# DIY Polycarbonate lid for ADA/rimless tanks



## fishman9809 (Feb 4, 2008)

finished this a few mins ago, thought it may be good to post:tell me if the vid doesnt work, i'll post the link instead:



yea, you can hear someone in the background at the end


----------



## freydo (Jan 7, 2006)

vid works fine. that's a nice lid... what other details can you give about the fabrication process? 

the only issue i have with your project is the material used. i'm worried that after a period of time, the polycarbonate will start to sag from the humidity and lights.

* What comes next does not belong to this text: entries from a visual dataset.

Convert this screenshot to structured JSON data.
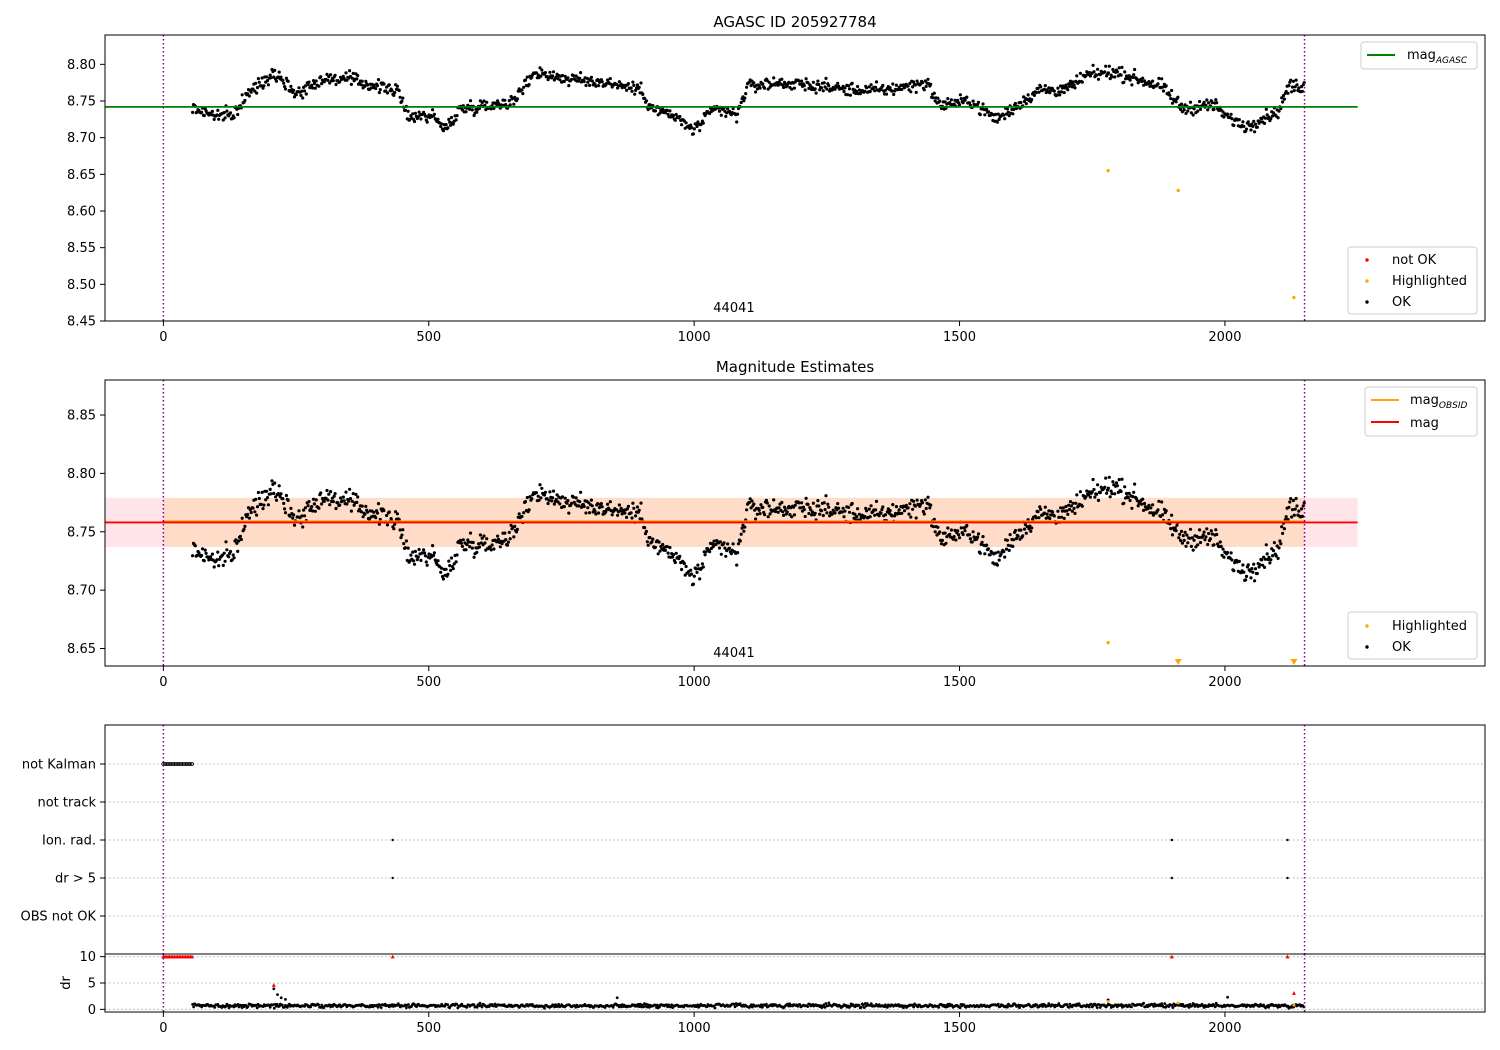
{
  "colors": {
    "ok": "#000000",
    "highlighted": "#ffa500",
    "not_ok": "#ff0000",
    "agasc_line": "#008000",
    "mag_line": "#ff0000",
    "obsid_line": "#ffa500",
    "obsid_band": "#ffdac2",
    "mag_band": "#ffe1e6",
    "obsid_boundary": "#800080",
    "grid": "#b0b0b0"
  },
  "chart_data": [
    {
      "id": "top",
      "type": "scatter",
      "title": "AGASC ID 205927784",
      "xlim": [
        -110,
        2490
      ],
      "ylim": [
        8.45,
        8.84
      ],
      "xticks": [
        0,
        500,
        1000,
        1500,
        2000
      ],
      "yticks": [
        8.45,
        8.5,
        8.55,
        8.6,
        8.65,
        8.7,
        8.75,
        8.8
      ],
      "ytick_labels": [
        "8.45",
        "8.50",
        "8.55",
        "8.60",
        "8.65",
        "8.70",
        "8.75",
        "8.80"
      ],
      "obsid_boundaries": [
        0,
        2150
      ],
      "obsid_label": {
        "text": "44041",
        "x": 1075
      },
      "hlines": [
        {
          "name": "mag_agasc",
          "y": 8.742,
          "x": [
            -110,
            2250
          ],
          "color": "#008000"
        }
      ],
      "legend_top": {
        "position": "upper right",
        "entries": [
          {
            "main": "mag",
            "sub": "AGASC",
            "color": "#008000",
            "kind": "line"
          }
        ]
      },
      "legend_bottom": {
        "position": "lower right",
        "entries": [
          {
            "label": "not OK",
            "color": "#ff0000",
            "kind": "point"
          },
          {
            "label": "Highlighted",
            "color": "#ffa500",
            "kind": "point"
          },
          {
            "label": "OK",
            "color": "#000000",
            "kind": "point"
          }
        ]
      },
      "highlighted_points": [
        [
          1780,
          8.655
        ],
        [
          1912,
          8.628
        ],
        [
          2130,
          8.482
        ]
      ],
      "ok_trend": [
        [
          55,
          8.74
        ],
        [
          100,
          8.73
        ],
        [
          130,
          8.73
        ],
        [
          160,
          8.76
        ],
        [
          210,
          8.79
        ],
        [
          250,
          8.76
        ],
        [
          300,
          8.78
        ],
        [
          350,
          8.78
        ],
        [
          400,
          8.77
        ],
        [
          440,
          8.765
        ],
        [
          460,
          8.73
        ],
        [
          510,
          8.73
        ],
        [
          530,
          8.71
        ],
        [
          560,
          8.74
        ],
        [
          620,
          8.745
        ],
        [
          660,
          8.75
        ],
        [
          700,
          8.79
        ],
        [
          760,
          8.78
        ],
        [
          840,
          8.775
        ],
        [
          900,
          8.765
        ],
        [
          920,
          8.74
        ],
        [
          960,
          8.73
        ],
        [
          1000,
          8.71
        ],
        [
          1040,
          8.74
        ],
        [
          1080,
          8.73
        ],
        [
          1100,
          8.77
        ],
        [
          1160,
          8.775
        ],
        [
          1240,
          8.77
        ],
        [
          1300,
          8.765
        ],
        [
          1360,
          8.765
        ],
        [
          1440,
          8.775
        ],
        [
          1460,
          8.745
        ],
        [
          1520,
          8.75
        ],
        [
          1570,
          8.725
        ],
        [
          1600,
          8.74
        ],
        [
          1650,
          8.765
        ],
        [
          1700,
          8.765
        ],
        [
          1740,
          8.785
        ],
        [
          1790,
          8.79
        ],
        [
          1880,
          8.77
        ],
        [
          1920,
          8.74
        ],
        [
          1980,
          8.745
        ],
        [
          2000,
          8.73
        ],
        [
          2040,
          8.715
        ],
        [
          2080,
          8.73
        ],
        [
          2100,
          8.735
        ],
        [
          2120,
          8.77
        ],
        [
          2150,
          8.77
        ]
      ]
    },
    {
      "id": "middle",
      "type": "scatter",
      "title": "Magnitude Estimates",
      "xlim": [
        -110,
        2490
      ],
      "ylim": [
        8.635,
        8.88
      ],
      "xticks": [
        0,
        500,
        1000,
        1500,
        2000
      ],
      "yticks": [
        8.65,
        8.7,
        8.75,
        8.8,
        8.85
      ],
      "ytick_labels": [
        "8.65",
        "8.70",
        "8.75",
        "8.80",
        "8.85"
      ],
      "obsid_boundaries": [
        0,
        2150
      ],
      "obsid_label": {
        "text": "44041",
        "x": 1075
      },
      "bands": [
        {
          "name": "mag_band",
          "y": [
            8.737,
            8.779
          ],
          "x": [
            -110,
            2250
          ],
          "color": "#ffe1e6"
        },
        {
          "name": "obsid_band",
          "y": [
            8.737,
            8.779
          ],
          "x": [
            0,
            2150
          ],
          "color": "#ffdac2"
        }
      ],
      "hlines": [
        {
          "name": "mag_obsid",
          "y": 8.759,
          "x": [
            0,
            2150
          ],
          "color": "#ffa500"
        },
        {
          "name": "mag",
          "y": 8.758,
          "x": [
            -110,
            2250
          ],
          "color": "#ff0000"
        }
      ],
      "legend_top": {
        "position": "upper right",
        "entries": [
          {
            "main": "mag",
            "sub": "OBSID",
            "color": "#ffa500",
            "kind": "line"
          },
          {
            "main": "mag",
            "sub": "",
            "color": "#ff0000",
            "kind": "line"
          }
        ]
      },
      "legend_bottom": {
        "position": "lower right",
        "entries": [
          {
            "label": "Highlighted",
            "color": "#ffa500",
            "kind": "point"
          },
          {
            "label": "OK",
            "color": "#000000",
            "kind": "point"
          }
        ]
      },
      "highlighted_points": [
        [
          1780,
          8.655
        ]
      ],
      "out_of_range_markers": [
        1912,
        2130
      ],
      "ok_trend": [
        [
          55,
          8.735
        ],
        [
          100,
          8.725
        ],
        [
          130,
          8.73
        ],
        [
          160,
          8.765
        ],
        [
          210,
          8.79
        ],
        [
          250,
          8.76
        ],
        [
          300,
          8.78
        ],
        [
          350,
          8.775
        ],
        [
          400,
          8.765
        ],
        [
          440,
          8.76
        ],
        [
          460,
          8.73
        ],
        [
          510,
          8.73
        ],
        [
          530,
          8.71
        ],
        [
          560,
          8.74
        ],
        [
          620,
          8.74
        ],
        [
          660,
          8.75
        ],
        [
          700,
          8.785
        ],
        [
          760,
          8.775
        ],
        [
          840,
          8.77
        ],
        [
          900,
          8.765
        ],
        [
          920,
          8.74
        ],
        [
          960,
          8.73
        ],
        [
          1000,
          8.71
        ],
        [
          1040,
          8.74
        ],
        [
          1080,
          8.73
        ],
        [
          1100,
          8.77
        ],
        [
          1160,
          8.77
        ],
        [
          1240,
          8.77
        ],
        [
          1300,
          8.765
        ],
        [
          1360,
          8.765
        ],
        [
          1440,
          8.775
        ],
        [
          1460,
          8.745
        ],
        [
          1520,
          8.75
        ],
        [
          1570,
          8.725
        ],
        [
          1600,
          8.745
        ],
        [
          1650,
          8.765
        ],
        [
          1700,
          8.765
        ],
        [
          1740,
          8.78
        ],
        [
          1790,
          8.79
        ],
        [
          1880,
          8.765
        ],
        [
          1920,
          8.745
        ],
        [
          1980,
          8.745
        ],
        [
          2000,
          8.73
        ],
        [
          2040,
          8.715
        ],
        [
          2080,
          8.73
        ],
        [
          2100,
          8.735
        ],
        [
          2120,
          8.77
        ],
        [
          2150,
          8.77
        ]
      ]
    },
    {
      "id": "flags",
      "type": "scatter",
      "xlim": [
        -110,
        2490
      ],
      "xticks": [],
      "categories": [
        "not Kalman",
        "not track",
        "Ion. rad.",
        "dr > 5",
        "OBS not OK"
      ],
      "obsid_boundaries": [
        0,
        2150
      ],
      "points": [
        {
          "category": "not Kalman",
          "x_range": [
            0,
            55
          ],
          "step": 3
        },
        {
          "category": "Ion. rad.",
          "x": [
            432,
            1900,
            2118
          ]
        },
        {
          "category": "dr > 5",
          "x": [
            432,
            1900,
            2118
          ]
        }
      ]
    },
    {
      "id": "dr",
      "type": "scatter",
      "xlim": [
        -110,
        2490
      ],
      "ylim": [
        -0.5,
        10.5
      ],
      "xticks": [
        0,
        500,
        1000,
        1500,
        2000
      ],
      "yticks": [
        0,
        5,
        10
      ],
      "ytick_labels": [
        "0",
        "5",
        "10"
      ],
      "ylabel": "dr",
      "obsid_boundaries": [
        0,
        2150
      ],
      "not_ok_points": [
        [
          432,
          10
        ],
        [
          1900,
          10
        ],
        [
          2118,
          10
        ],
        [
          2130,
          3.1
        ],
        [
          208,
          4.6
        ]
      ],
      "not_ok_range": {
        "x_range": [
          0,
          55
        ],
        "step": 3,
        "y": 10
      },
      "highlighted_points": [
        [
          1780,
          1.5
        ],
        [
          1912,
          1.2
        ],
        [
          2130,
          0.8
        ]
      ],
      "ok_baseline": {
        "x_range": [
          55,
          2150
        ],
        "level": 0.7,
        "spikes": [
          [
            208,
            3.9
          ],
          [
            215,
            2.8
          ],
          [
            222,
            2.2
          ],
          [
            230,
            1.9
          ],
          [
            855,
            2.2
          ],
          [
            2005,
            2.3
          ],
          [
            1780,
            1.8
          ]
        ]
      }
    }
  ]
}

otherwise it looks awesome on your tank.


----------



## fishman9809 (Feb 4, 2008)

im not too worried about it sagging, its quite thick, it'll last this setup's life probably. well, it was basically a spare piece of aplastic from TAP plastics here in CA, and i just got it cut to an 11.25" x11.25" square and just drilled feeding holes and the other cut were made with my trusty sabertooth handsaw


----------



## xJaypex (Jul 22, 2009)

so i finally found this thread!

can you tell me where you bought those things that holds the lid?
what are they called, thanks!


----------



## boink (Nov 29, 2006)

ADA tanks come with metal tabs.


----------



## Nymsley (Mar 24, 2009)

What are the metal tabs used for originally?

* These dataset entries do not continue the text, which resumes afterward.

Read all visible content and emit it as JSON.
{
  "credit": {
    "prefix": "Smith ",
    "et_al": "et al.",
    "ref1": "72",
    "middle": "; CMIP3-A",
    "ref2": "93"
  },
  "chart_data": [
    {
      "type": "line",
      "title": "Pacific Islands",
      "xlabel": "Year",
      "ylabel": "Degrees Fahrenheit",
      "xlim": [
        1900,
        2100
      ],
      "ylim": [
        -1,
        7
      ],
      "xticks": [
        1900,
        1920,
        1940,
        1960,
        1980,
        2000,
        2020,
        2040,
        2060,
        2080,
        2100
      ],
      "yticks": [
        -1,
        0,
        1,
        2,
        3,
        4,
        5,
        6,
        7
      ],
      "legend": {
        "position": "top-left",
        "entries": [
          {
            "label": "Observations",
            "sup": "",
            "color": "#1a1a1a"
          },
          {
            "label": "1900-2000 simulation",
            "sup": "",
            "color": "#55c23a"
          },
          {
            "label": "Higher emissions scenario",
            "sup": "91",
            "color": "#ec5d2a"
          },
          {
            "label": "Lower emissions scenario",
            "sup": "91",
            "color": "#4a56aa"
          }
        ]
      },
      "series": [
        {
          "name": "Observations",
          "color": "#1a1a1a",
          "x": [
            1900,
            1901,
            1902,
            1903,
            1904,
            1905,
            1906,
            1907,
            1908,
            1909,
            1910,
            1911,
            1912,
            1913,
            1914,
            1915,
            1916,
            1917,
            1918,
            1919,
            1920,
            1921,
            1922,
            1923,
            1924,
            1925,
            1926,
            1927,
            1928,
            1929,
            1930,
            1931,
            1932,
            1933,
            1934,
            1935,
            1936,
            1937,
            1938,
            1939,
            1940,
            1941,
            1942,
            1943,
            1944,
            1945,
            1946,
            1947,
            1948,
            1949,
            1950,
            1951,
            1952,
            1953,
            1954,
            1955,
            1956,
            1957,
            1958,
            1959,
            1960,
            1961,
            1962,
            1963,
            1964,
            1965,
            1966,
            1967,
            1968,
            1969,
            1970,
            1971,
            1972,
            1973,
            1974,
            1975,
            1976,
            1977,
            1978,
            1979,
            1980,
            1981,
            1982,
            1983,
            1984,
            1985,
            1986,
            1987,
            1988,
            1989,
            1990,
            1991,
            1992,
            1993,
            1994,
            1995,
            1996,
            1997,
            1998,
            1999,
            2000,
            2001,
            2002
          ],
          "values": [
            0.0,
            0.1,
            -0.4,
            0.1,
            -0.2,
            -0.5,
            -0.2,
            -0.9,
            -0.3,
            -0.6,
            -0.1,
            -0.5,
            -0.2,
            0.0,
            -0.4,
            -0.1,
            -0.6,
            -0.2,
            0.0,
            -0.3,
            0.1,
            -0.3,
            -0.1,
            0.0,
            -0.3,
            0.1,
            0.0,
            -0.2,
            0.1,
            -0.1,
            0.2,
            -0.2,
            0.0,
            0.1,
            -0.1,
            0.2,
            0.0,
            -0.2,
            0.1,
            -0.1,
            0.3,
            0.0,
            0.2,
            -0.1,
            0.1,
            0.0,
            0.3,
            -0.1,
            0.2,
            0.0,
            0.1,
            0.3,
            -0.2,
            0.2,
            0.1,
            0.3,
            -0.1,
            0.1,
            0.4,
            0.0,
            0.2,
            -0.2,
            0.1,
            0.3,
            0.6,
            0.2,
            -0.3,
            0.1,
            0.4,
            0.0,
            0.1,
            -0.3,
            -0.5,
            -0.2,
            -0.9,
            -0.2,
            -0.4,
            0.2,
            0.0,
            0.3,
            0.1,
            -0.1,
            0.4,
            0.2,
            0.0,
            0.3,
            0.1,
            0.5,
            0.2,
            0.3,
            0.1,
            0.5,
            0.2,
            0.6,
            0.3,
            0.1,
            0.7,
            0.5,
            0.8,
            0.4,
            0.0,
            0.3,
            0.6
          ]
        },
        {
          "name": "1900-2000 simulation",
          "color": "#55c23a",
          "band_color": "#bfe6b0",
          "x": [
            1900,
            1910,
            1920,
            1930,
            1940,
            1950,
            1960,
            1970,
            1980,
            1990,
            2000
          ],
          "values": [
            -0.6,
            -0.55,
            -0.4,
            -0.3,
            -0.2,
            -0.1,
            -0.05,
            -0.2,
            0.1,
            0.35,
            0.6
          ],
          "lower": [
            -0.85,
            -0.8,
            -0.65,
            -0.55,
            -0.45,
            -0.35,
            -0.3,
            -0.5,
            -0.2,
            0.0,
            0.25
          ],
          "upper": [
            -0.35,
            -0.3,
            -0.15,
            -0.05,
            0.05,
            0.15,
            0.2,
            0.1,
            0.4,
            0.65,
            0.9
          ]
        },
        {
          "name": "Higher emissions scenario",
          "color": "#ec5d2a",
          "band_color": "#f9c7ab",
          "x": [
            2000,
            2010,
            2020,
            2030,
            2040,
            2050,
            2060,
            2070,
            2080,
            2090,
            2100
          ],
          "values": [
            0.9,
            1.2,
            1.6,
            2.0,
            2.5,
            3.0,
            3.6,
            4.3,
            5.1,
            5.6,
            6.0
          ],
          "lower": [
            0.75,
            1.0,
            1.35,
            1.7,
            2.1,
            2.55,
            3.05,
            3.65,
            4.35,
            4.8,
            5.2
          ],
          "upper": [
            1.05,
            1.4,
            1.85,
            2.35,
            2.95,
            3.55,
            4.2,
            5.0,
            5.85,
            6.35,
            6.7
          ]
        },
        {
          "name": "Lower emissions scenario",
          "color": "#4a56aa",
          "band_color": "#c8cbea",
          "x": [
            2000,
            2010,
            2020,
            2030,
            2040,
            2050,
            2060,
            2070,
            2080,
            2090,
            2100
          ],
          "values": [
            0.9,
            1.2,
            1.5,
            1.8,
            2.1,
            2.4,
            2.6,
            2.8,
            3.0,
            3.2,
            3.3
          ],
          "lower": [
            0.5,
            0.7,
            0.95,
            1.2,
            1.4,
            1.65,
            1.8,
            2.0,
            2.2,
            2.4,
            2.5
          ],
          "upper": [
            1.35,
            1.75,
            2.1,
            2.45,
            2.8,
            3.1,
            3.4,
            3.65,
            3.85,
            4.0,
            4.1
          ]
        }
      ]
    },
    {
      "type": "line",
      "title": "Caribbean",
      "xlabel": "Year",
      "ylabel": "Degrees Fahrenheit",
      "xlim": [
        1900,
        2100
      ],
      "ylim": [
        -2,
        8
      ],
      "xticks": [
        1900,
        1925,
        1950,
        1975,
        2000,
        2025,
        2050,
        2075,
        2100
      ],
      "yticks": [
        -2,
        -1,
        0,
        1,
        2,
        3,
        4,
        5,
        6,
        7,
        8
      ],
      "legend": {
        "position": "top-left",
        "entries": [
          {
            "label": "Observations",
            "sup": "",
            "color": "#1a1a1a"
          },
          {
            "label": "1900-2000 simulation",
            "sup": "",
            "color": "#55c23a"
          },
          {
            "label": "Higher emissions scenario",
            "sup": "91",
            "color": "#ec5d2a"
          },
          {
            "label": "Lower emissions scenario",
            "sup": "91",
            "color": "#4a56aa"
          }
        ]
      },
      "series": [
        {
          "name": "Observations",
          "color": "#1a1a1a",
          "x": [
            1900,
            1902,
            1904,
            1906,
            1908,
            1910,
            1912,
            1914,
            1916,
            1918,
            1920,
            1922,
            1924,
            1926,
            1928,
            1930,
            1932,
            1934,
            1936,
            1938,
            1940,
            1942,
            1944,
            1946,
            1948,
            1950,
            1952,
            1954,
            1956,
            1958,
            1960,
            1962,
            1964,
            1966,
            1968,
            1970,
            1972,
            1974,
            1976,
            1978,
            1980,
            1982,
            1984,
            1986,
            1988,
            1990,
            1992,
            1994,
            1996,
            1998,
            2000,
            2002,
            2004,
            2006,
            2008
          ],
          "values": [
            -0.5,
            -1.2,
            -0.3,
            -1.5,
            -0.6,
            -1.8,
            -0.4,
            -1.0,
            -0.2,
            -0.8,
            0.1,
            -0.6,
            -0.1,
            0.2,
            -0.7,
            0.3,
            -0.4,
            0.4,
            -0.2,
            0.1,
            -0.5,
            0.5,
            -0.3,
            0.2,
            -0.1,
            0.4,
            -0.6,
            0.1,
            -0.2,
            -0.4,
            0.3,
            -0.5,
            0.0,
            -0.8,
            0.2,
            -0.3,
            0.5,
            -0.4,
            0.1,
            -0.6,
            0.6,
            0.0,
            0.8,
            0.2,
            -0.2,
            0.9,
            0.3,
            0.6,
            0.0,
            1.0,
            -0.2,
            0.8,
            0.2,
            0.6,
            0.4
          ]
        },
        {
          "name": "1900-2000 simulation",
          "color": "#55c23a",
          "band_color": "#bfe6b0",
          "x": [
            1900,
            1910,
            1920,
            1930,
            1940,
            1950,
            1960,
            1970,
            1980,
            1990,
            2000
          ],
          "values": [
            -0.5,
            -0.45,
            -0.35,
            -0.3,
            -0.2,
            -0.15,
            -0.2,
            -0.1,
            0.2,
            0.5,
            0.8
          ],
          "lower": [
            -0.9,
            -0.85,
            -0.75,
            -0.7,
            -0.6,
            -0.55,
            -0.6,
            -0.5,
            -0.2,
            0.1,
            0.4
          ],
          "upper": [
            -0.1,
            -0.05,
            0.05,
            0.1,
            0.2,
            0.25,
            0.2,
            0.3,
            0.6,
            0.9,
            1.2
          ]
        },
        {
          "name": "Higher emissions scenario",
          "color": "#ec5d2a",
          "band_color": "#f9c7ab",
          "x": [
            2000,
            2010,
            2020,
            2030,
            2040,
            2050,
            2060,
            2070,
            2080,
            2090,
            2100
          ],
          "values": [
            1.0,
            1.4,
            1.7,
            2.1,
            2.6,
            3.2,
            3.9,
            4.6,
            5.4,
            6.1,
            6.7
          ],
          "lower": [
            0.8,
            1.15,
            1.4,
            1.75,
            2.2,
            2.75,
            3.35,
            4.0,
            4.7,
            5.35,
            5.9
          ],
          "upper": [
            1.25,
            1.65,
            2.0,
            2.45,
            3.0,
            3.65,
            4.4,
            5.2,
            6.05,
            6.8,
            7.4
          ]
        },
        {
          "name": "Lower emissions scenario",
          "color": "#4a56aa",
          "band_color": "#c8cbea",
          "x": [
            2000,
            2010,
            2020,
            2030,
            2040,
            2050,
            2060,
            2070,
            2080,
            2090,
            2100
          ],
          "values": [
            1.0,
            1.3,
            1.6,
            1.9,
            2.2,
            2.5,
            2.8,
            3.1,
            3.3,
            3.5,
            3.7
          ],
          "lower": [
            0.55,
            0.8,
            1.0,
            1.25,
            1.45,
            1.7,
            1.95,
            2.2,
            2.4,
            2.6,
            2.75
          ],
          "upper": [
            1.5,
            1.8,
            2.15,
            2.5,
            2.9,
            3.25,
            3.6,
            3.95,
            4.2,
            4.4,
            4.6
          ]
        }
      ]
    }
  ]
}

(Never had/seen an actual ADA.)


----------



## boink (Nov 29, 2006)

For an optional top if you want to put one on.


----------



## TAB (Feb 7, 2009)

did you make sure you got a UV stable poly carb? it make "milk out " on you other wise.


----------



## armedbiggiet (May 6, 2006)

I just went to a glass shop and cut one and sand it of the edge... they did all these for me for a good price... and got rid of my poly one.


----------



## Tex Gal (Nov 1, 2007)

I love your lid. Sure wish the little hangers were available for other tanks. It's a great idea for jumpers.


----------